As part of the design and test process it is important to categorise the output rating and type of circuit being used in the power supply against the following parameters:

  • Safety Extra Low Voltage (SELV) – always safe to touch under both normal and single fault conditions.
  • Extra Low Voltage (ELV) – safe to touch under normal conditions only.
  • Hazardous – not safe to touch (additional precautions required to be taken).
  • Limited power – output power limited under normal and single fault conditions.
  • Limited current – output is high voltage but current is limited – safe to touch.

It is also vital to identify different circuit types and the appropriate levels of safety isolation required between them. Once the main circuit types have been identified, the next step is to ensure that they are adequately separated. Broadly speaking, your design must adhere to the following:

  • Basic insulation – required between hazardous circuits (mains primary) and protective earth. If the basic insulation fails, the fault current would flow to protective earth, thus providing two levels of safety protection.
  • Reinforced insulation – required between hazardous circuits and SELV output circuits and provides ‘two degrees’ of safety insulation.
  • Reinforced insulation – required between hazardous circuits and functional earth. Required to provide ‘two degrees’ of safety insulation as the functional earth does not provide any degree of safety protection.

Safety insulation between circuits is usually achieved by physical separation, but this is often overlooked in the design process. Creepage is the minimum path between two conductive points along the surface of an insulator e.g. between tracks on the surface of a PCB. Clearance is the minimum path between two conductive points through air e.g. between pins of adjacent connectors. Correct application of distances can only be verified by measurement and the application of hi-potential electric strength tests between circuits.

Fire safety

There are many safety strategies to take regarding fire hazards. The first is the inclusion of a fire enclosure to prevent metallic foreign objects entering a power supply, as well as stopping molten material dripping from it if a fire has started.

The second is the use of components and materials which have the appropriate flammability ratings to minimise fire propagation. The third is the test simulation of single fault conditions to verify that the design is fault tolerant. During such tests the design does not have to continue to work but it must remain safe.
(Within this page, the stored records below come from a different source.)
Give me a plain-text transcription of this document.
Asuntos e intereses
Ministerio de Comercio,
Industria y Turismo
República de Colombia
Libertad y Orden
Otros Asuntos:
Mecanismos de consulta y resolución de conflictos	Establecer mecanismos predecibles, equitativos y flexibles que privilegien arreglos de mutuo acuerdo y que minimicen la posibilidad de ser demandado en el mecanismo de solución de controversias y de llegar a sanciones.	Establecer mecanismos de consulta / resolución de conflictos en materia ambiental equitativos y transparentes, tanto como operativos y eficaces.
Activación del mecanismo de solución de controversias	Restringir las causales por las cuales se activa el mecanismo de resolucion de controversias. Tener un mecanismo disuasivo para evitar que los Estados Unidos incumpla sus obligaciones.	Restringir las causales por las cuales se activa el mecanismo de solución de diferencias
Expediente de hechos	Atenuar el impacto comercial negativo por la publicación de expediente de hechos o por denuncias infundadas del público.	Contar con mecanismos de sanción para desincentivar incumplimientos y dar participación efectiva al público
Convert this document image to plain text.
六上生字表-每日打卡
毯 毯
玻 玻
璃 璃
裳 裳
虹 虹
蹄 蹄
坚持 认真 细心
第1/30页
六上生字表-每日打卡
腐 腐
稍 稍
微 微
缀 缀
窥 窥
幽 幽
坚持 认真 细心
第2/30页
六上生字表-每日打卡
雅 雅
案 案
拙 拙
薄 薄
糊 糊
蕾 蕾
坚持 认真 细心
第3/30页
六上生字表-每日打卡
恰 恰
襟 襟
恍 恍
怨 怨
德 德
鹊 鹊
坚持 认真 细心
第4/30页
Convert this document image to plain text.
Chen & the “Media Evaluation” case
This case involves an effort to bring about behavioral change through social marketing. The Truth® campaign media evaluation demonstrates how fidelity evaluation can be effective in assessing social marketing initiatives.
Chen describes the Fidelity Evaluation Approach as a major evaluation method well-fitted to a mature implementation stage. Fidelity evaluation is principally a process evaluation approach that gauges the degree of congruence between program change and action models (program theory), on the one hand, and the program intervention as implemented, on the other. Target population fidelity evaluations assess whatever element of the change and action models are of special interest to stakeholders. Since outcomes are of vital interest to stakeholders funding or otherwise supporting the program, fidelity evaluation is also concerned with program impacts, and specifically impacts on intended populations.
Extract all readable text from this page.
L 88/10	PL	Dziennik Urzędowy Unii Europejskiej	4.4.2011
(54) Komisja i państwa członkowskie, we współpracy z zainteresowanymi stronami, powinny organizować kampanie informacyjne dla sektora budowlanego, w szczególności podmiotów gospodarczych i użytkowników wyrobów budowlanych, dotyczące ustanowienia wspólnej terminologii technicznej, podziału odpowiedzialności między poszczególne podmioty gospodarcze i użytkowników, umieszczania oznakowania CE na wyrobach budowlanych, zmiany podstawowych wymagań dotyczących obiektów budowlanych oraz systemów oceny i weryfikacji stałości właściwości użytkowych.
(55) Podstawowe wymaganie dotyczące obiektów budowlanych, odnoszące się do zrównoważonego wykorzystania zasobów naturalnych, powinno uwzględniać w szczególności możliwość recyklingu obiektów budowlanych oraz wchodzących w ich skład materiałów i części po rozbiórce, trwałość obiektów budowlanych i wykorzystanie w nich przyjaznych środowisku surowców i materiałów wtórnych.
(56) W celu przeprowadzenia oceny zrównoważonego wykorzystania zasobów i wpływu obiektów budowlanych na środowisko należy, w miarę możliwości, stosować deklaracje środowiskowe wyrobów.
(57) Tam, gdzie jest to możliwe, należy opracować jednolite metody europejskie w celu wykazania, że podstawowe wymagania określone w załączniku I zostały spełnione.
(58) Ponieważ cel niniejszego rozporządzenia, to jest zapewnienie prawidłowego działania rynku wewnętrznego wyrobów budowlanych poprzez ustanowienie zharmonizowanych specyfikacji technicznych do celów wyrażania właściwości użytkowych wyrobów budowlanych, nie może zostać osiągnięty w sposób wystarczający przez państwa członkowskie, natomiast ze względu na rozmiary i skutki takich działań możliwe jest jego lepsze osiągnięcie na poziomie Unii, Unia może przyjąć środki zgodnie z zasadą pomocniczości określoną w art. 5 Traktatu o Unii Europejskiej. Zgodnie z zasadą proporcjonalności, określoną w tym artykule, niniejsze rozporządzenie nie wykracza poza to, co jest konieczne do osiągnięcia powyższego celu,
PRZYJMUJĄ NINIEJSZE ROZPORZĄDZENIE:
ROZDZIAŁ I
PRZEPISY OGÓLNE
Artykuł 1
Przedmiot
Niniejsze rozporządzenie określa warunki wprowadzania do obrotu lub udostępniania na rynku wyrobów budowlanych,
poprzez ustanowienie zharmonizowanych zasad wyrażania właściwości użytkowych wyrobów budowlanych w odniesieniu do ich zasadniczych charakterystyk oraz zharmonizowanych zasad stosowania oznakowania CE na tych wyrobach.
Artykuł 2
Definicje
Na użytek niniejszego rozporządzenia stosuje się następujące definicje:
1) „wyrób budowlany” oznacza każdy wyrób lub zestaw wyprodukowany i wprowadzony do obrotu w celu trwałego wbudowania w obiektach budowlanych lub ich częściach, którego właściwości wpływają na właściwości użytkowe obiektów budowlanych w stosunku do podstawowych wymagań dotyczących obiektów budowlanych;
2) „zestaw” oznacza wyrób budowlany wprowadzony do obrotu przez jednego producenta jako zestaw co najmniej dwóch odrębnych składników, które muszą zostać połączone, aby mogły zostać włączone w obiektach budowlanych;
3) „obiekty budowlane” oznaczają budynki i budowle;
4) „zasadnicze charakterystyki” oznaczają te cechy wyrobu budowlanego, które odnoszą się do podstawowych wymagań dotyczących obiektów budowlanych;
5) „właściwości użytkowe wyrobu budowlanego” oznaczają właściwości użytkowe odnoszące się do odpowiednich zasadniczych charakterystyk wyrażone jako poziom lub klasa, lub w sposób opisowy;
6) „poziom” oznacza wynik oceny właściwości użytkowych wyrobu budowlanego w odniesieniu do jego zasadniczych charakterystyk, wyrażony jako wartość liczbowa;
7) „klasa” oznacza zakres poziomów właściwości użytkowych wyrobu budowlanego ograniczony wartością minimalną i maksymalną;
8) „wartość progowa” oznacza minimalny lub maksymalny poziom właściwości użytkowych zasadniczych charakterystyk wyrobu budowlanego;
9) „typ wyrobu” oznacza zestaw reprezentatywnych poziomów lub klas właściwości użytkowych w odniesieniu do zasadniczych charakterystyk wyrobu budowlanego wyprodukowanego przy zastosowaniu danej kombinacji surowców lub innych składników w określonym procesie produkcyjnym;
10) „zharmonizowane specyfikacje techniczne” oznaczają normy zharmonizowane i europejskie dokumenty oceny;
While the considerations outlined here are just a few that must be made to ensure a power supply is fit for purpose, the increasing number of failed goods identified by bodies such as Trading Standards and RAPEX (the EU rapid alert system for non-food products posing a serious risk to health and safety) shows that poor quality power components are becoming endemic. The only way to ensure that your products do not include such items is to undertake stringent tests yourself.